Department of Architecture and Civil Engineering

Flexibly formed concrete structures

At a glance

Funding: EPSRC CASE Award with Atkins Ltd
Researcher: John Orr
Supervisors: Antony Darby (lead), Tim Ibell and Mark Evernden
Industry partners: Mike Otlet (Atkins Ltd)
Dates: 2009-2012

Objectives

  • To develop design, optimisation and construction techniques for fabric formed concrete structures
  • To carry out full scale structural testing and verification of proposed methods.

Details

Cement, 2.8x109t of which was produced worldwide in 2007, results in a global concrete usage approaching 1.5m3 per person per year, making concrete our most widely used man made material. Whilst its constituent raw materials are widely available and easily extracted, cement has high embodied energy and its manufacture is estimated to account for 3% of global CO2 emissions.

This suggests that concrete should be cast in optimised structures that minimise material use and take advantage of the mouldability of concrete. Concrete’s fluidity is rarely exploited and today tends to be cast in rigid, material intensive formwork systems. The optimisation of concrete structures such that they use less material, are structurally efficient and easy to construct will bring real innovation.

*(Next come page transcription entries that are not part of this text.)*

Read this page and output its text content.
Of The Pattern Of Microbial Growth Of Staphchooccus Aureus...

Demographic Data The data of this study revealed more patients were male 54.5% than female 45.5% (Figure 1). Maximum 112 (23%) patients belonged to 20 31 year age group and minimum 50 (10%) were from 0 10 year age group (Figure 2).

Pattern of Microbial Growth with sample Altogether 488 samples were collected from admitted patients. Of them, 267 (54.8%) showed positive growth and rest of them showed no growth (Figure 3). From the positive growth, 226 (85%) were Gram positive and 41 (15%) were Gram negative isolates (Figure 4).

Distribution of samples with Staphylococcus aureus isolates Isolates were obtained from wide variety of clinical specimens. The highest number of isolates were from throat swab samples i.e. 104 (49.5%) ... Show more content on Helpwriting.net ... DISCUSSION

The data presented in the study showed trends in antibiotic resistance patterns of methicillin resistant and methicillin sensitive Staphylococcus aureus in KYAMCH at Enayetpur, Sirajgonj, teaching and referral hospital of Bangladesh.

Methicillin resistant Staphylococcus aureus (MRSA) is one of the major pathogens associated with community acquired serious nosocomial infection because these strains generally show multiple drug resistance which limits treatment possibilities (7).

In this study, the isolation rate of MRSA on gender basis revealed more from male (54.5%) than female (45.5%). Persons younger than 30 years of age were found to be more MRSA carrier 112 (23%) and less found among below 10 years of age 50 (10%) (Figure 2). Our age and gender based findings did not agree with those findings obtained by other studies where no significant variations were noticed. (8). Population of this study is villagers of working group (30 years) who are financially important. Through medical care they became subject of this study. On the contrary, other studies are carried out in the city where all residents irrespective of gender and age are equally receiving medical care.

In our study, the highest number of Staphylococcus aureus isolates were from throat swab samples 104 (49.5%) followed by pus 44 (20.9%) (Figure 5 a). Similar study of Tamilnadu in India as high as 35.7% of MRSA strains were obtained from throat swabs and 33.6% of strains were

Using fabric formwork, it is possible to cast architecturally interesting, structurally optimised shapes based on simple design rules that are analogous to the growth of bone. When a bone is overstressed, it grows; when it is understressed, it atrophies. Fabric formwork can be used in the construction of optimised concrete structures to place material only where it is required, and research has shown that this is both a predictable and practical approach that can achieve material reductions of up to 50% when compared to an equivalent orthogonally cast beam. The principal advantage of fabric formwork lies in its simplicity, allowing the casting of unique structures using readily available, inexpensive materials.

Previous work in this field has focused predominantly on the architectural applications of fabric formwork, and relatively few full-scale structural tests have been carried out. Therefore, the main objectives of this project are to develop, test and verify the design, optimisation and construction methods required for the fabrication of flexibly formed concrete beams. In doing so, current concerns surrounding the provision, location and anchorage of longitudinal and transverse reinforcement will be resolved, thereby facilitating the future design of fabric formed concrete structures.